Buddha on a rickshaw

Buddha on a rickshaw - foto di Clara Nubile
Pit stop da Mango - foto di Clara Nubile
Viaggiare in autobus in un paese straniero è sempre, nel bene e nel male, illuminante. Ti rivela molto della cultura, dei passeggeri a bordo, dei percorsi, degli atteggiamenti. Quando ero molto giovane e vivevo a Portsmouth, Inghilterra, città sbattuta dal mare e dal vento, dalle nuvole cupe e maestose e dai marinai russi in giro per il centro, prendevo sempre l'autobus per tornare a casa. Là sopra è capitato che mi sputassero addosso, sulle spalle e sulla testa, sul cappotto, sulle borse della spesa. Gruppi di ragazzini inglesi usciti da scuola. Facevano lo stesso ai miei amici cinesi. Sputi, insulti e parolacce (e pagavo pure il biglietto). Un'altra volta ero con una mia amica e collega italiana, P., e ci insultarono di brutto, senza motivo. Non me lo scorderò mai, "Mussolini's scum" urlarono. Be', in quei casi c'è poco da fare, soprattutto se sei una donna sola (una ragazza all'epoca). Allora ti rassegni e assumi un aspetto gandhiano (in fondo è riuscito a "smontare" il British Raj il mio caro vecchietto guju col suo pacifismo), e ignori (evitando di sorridere a tanta meschinità che non si sa mai). Lasci sfuriare (e cerchi di non infuriarti, anche se reciti mentalmente mantra di maledizioni e parolacce). Pregando in silenzio di arrivare a casa sana e salva.

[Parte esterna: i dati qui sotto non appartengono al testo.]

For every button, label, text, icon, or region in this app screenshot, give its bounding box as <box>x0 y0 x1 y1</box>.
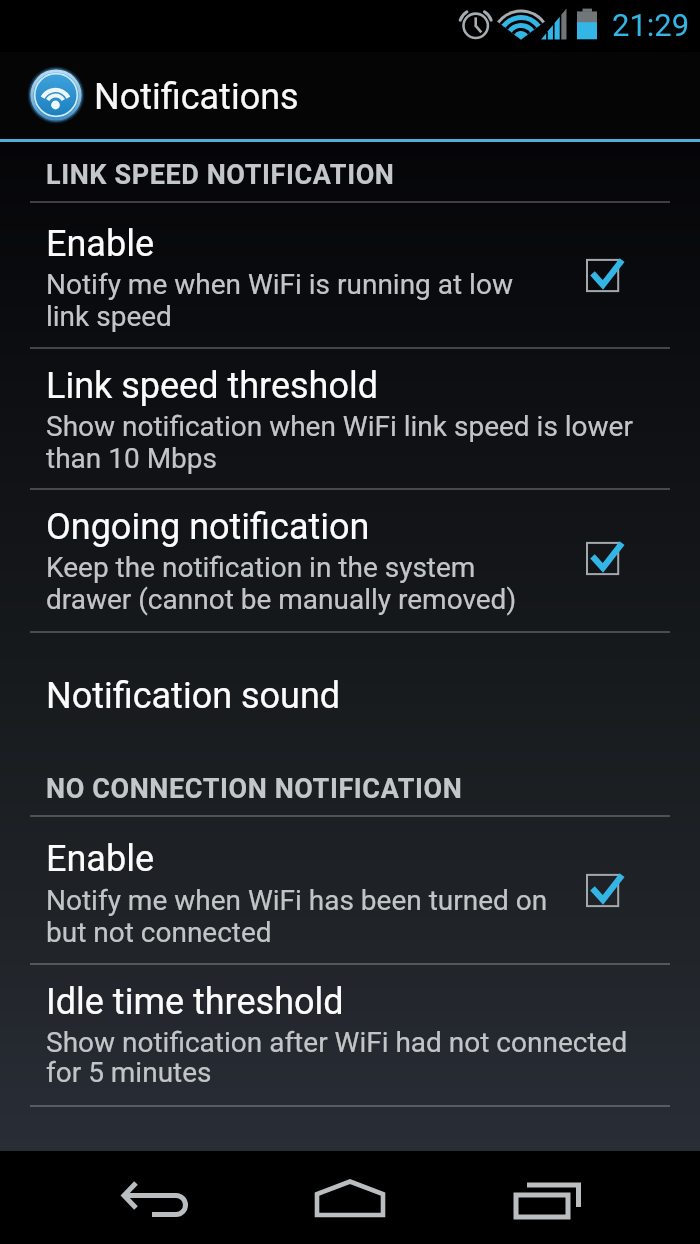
staticText: for 5 minutes <box>46 1056 212 1089</box>
staticText: drawer (cannot be manually removed) <box>46 583 517 616</box>
staticText: LINK SPEED NOTIFICATION <box>46 159 395 191</box>
staticText: than 10 Mbps <box>46 442 217 475</box>
staticText: Show notification after WiFi had not con… <box>46 1026 628 1059</box>
staticText: Idle time threshold <box>46 981 344 1023</box>
staticText: Enable <box>46 838 154 880</box>
button[interactable]: Idle time threshold <box>0 963 700 1105</box>
staticText: Ongoing notification <box>46 506 370 548</box>
button[interactable]: Home <box>234 1151 467 1244</box>
staticText: Show notification when WiFi link speed i… <box>46 410 633 443</box>
staticText: Link speed threshold <box>46 365 378 407</box>
staticText: Notifications <box>94 76 299 118</box>
staticText: 21:29 <box>612 7 690 43</box>
staticText: Notify me when WiFi is running at low <box>46 268 513 301</box>
button[interactable]: Enable <box>0 201 700 347</box>
button[interactable]: Notification sound <box>0 631 700 746</box>
button[interactable]: Recent apps <box>467 1151 700 1244</box>
staticText: NO CONNECTION NOTIFICATION <box>46 773 463 805</box>
button[interactable]: Ongoing notification <box>0 488 700 631</box>
button[interactable]: Wi-Fi app icon <box>26 66 86 126</box>
staticText: Notify me when WiFi has been turned on <box>46 884 548 917</box>
staticText: but not connected <box>46 916 272 949</box>
staticText: Enable <box>46 223 154 265</box>
button[interactable]: Enable <box>0 815 700 963</box>
button[interactable]: Link speed threshold <box>0 347 700 488</box>
staticText: link speed <box>46 300 172 333</box>
button[interactable]: Back <box>0 1151 234 1244</box>
staticText: Notification sound <box>46 675 341 717</box>
staticText: Keep the notification in the system <box>46 551 476 584</box>
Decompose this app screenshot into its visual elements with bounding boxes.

Qui, dall'altra parte del mondo, ho sempre preso tanti, tantissimi autobus tra Subcontinente indiano e Sud-est asiatico. Avventure divertenti. Adoro gli autobus. Un po' perché l'autobus è il mio mezzo di trasporto sin dall'infanzia. Io e mia nonna prendevamo la 7 per andare a Brindisi a comprare il caffè appena macinato e anche la mortadella in una bottega che non credo esista più. Poi gli anni del liceo. L'università. Le lunghe permanenze in Inghilterra. I viaggi ecc ecc e fin qua. In India, soprattutto a Bombay, ho avuto la "fortuna" di viaggiare sugli autobus urbani della BEST per anni. File disordinate, a volte controllate dal manganello dei poliziotti, risse e sgomitate per salire a bordo, ma una volta seduti cominciava il viaggio. Destavo sempre scalpore, soprattutto se ero sola. Mi è stato più volte offerto il posto, cibo, sorrisi. Aiuto. Ogni cosa.
E anche in Thailandia prendo gli autobus. Qui c'è meno folla, meno curiosità e più pudore e garbo nei confronti di una farang come me, ma appena si esce dai circuiti turistici, se c'è solo un thai a bordo che spiccica una sola parola di inglese scatta la curiosità e si coordina la mia discesa in gruppo, augurandomi ogni bene.
Sì, a sud-est in autobus ci si diverte, e anche molto. Poi capita di osservare scene interessanti. La bigliettaia che al volo compra il pranzo per l'autista, e glielo posa accanto. Buddha su un risciò, accompagnato da un monaco d'arancio vestito e diretto chissà dove, e tante cose così. Di passaggio, ma eterne. Come certe illuminazioni.